You will hear a lot of talk about inflation in the financial media. Here are some thoughts about it. I don’t think inflation will rise or if it does that it will be protracted. But I am keeping my interest rate sensitivity low and keeping a keen eye on inflation data. Asset markets have either recovered most of their declines or are even higher than they were before the COVID lockdowns. Given that many countries and industries will not recover their level of economic output until 2022 or 2023, this seems strange.

  1. Central banks have been supporting markets, not just the economy. Central banks are not only buying their own debt, they are buying private debt as well.
  2. Governments have implemented emergency spending, sending checks to people. Significant portions of this money are being saved which leads to investment in stocks and bonds.
  3. Some industries like tech, stay-at-home industries like e-commerce, Cloud and media streaming, logistics and industrial real estate are flourishing. Some are rebounding such as the auto industry and banks. Retail and hospitality and other old economy industries continue to languish.

Item 3 gives us hope that human ingenuity will overcome whatever nature throws our way. This is true to a great extent.

Items 1 and 2 are very important to asset values. Governments can continue to pursue such policies with one caveat. Inflation must not rise out of hand. If it does, central banks will have to raise rates or stop buying bonds. Governments will have to be more fiscally prudent. Either of these will throw the current trend of rising asset prices into reverse.


Inflation snippets:

  • Human ingenuity leads to lower inflation. A bet on higher inflation is a bet against human ingenuity, a risky bet.
  • Efficiency X Robustness = Constant. Efficiency is disinflationary and robustness is inflationary. De-globalization (whether in the form of trade wars, re-shoring, self-sufficiency,) decreases efficiency and increases robustness.
  • Monetary policy cannot influence the real rate of interest. This is determined by the efficiency of the economy. This is the natural real rate of interest.
  • Cutting rates can weaken inflation. Cutting interest rates leads to immediately lower real interest rates. However, real interest rates then return to their natural rate. For this to happen, inflation must fall. Conversely, raising interest rates can increase inflation.
  • QE is relatively disinflationary. QE is printing money pro rata to assets which is a net relative transfer from poor to rich, increasing the savings rate and decreasing the propensity to consume. This depresses inflation and interest rates.
  • Where the national debt is high relative to GDP, countries need low interest rates to maintain manageable debt service.
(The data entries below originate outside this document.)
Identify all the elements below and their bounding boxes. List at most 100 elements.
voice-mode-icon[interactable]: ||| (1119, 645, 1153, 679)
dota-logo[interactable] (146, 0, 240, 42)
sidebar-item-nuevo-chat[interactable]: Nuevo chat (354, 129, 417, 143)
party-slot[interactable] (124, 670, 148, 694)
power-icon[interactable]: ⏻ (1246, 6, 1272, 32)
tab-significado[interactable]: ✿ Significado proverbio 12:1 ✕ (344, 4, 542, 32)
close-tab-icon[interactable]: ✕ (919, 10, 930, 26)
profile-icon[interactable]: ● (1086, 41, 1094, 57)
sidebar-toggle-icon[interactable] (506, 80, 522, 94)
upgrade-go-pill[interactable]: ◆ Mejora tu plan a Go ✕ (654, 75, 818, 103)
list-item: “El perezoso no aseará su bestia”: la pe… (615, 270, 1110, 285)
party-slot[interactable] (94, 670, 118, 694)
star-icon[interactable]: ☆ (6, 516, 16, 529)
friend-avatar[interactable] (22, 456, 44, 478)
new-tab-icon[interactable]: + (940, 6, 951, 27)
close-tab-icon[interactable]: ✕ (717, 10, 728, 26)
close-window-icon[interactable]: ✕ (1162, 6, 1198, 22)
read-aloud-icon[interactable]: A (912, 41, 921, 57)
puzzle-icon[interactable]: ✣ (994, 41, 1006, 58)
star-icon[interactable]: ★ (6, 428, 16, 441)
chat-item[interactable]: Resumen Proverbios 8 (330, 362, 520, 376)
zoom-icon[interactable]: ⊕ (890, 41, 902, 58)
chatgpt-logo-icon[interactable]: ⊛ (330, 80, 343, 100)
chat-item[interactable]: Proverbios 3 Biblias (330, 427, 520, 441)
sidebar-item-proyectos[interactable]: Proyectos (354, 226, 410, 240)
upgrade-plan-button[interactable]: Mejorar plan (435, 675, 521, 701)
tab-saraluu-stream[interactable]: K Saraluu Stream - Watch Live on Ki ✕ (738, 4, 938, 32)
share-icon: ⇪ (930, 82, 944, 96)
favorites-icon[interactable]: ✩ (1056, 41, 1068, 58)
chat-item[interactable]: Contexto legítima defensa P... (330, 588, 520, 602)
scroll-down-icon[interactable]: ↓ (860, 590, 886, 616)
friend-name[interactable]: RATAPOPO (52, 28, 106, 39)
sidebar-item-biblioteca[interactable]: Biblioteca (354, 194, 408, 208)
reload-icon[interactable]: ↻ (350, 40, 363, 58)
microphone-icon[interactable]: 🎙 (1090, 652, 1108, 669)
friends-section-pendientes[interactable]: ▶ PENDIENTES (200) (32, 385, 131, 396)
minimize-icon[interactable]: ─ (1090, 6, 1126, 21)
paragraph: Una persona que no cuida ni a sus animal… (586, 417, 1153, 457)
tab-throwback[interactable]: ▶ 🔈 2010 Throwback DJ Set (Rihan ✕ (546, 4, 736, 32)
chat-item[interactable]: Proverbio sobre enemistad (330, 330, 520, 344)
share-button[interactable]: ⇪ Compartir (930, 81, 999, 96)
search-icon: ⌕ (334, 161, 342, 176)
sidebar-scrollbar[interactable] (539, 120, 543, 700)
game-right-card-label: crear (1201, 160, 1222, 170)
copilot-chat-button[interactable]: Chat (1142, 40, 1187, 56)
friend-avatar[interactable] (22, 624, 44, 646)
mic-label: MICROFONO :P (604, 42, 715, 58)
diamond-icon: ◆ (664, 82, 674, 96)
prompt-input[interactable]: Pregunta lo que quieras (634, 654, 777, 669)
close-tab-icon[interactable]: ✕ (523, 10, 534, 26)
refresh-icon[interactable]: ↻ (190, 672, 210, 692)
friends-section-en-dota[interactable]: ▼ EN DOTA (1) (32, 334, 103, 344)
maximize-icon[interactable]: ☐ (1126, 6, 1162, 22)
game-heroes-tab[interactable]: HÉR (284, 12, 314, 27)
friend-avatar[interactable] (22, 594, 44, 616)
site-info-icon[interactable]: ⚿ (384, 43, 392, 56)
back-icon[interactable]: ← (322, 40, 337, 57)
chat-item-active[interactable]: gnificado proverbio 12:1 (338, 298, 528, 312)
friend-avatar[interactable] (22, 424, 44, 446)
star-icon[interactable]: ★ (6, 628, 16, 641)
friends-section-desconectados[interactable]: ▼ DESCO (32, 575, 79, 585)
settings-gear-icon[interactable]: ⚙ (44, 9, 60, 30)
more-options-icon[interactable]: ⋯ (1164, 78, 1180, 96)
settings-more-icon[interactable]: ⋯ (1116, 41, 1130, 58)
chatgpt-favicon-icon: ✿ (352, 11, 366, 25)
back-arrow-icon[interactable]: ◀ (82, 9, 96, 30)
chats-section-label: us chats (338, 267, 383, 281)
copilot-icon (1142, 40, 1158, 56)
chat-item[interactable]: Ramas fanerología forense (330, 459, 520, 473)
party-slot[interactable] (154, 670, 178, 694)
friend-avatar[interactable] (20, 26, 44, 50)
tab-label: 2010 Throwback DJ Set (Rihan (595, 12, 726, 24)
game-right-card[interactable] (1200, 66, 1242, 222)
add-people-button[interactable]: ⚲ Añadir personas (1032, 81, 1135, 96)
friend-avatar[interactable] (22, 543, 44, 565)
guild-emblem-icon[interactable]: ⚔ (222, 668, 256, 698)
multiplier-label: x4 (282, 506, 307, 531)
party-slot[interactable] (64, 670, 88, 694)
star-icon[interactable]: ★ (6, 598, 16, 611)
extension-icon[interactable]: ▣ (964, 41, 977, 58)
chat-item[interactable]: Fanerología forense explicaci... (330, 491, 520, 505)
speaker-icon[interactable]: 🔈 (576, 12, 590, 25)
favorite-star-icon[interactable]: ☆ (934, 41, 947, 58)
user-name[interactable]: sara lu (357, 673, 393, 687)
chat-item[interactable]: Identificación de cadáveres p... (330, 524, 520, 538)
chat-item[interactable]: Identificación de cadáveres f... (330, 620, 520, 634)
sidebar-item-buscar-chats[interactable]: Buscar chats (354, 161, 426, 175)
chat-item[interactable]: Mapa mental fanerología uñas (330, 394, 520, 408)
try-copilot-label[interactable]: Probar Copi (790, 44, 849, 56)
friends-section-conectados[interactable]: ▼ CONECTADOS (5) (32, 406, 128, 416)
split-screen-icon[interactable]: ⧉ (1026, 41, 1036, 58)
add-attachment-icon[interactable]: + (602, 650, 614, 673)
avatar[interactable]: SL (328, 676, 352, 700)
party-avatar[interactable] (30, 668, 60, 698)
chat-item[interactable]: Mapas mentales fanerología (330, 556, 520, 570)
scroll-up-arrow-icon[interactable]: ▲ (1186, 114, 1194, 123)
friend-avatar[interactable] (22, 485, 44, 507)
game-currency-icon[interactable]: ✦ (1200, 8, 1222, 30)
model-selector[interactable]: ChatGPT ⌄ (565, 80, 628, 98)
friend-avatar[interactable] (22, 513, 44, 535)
Central banks may take into account national debt service in monetary policy. If so, central banks will maintain low interest rates for the foreseeable future.
  • US bond issuers tend to focus on funding up to 5 years, with 10 year and longer maturity issuance tapering off. It is important that the Fed keeps interest rates low up to 5 to 7 years. Maturities beyond that are less important.
  • There is an excess of money supply for assets. This has resulted in asset inflation. There is a shortage of money supply for goods and services. This has resulted in low inflation. The Fed cannot differentiate between money for assets and money for goods and services; this is a distinction made by consumers and investors.
  • Fiscal policy is marginally inflationary. If fiscal policy involves the net transfer of wealth from rich to poor, it will increase the propensity to consume, encouraging higher inflation. If policy is financed with increased progressive taxation, it could lower aggregate savings leading to weaker demand for assets.
  • 24% of the US consumer price index basket is shelter: owners’ equivalent rent. This quantity is flatlining even as other items are rising.
  • Governments who have borrowed heavily should welcome inflation to erode the real value of their debts. Goods and services inflation is political risky, but asset inflation is mostly welcome by the people.
  • Investors try to hedge against inflation by a) investing in commodities, b) investing in TIPS (inflation linked bonds), c) investing in stocks (tomorrow’s output bought today), d) shorting long maturity bonds while buying short-dated bonds or e) buying floating rate debt.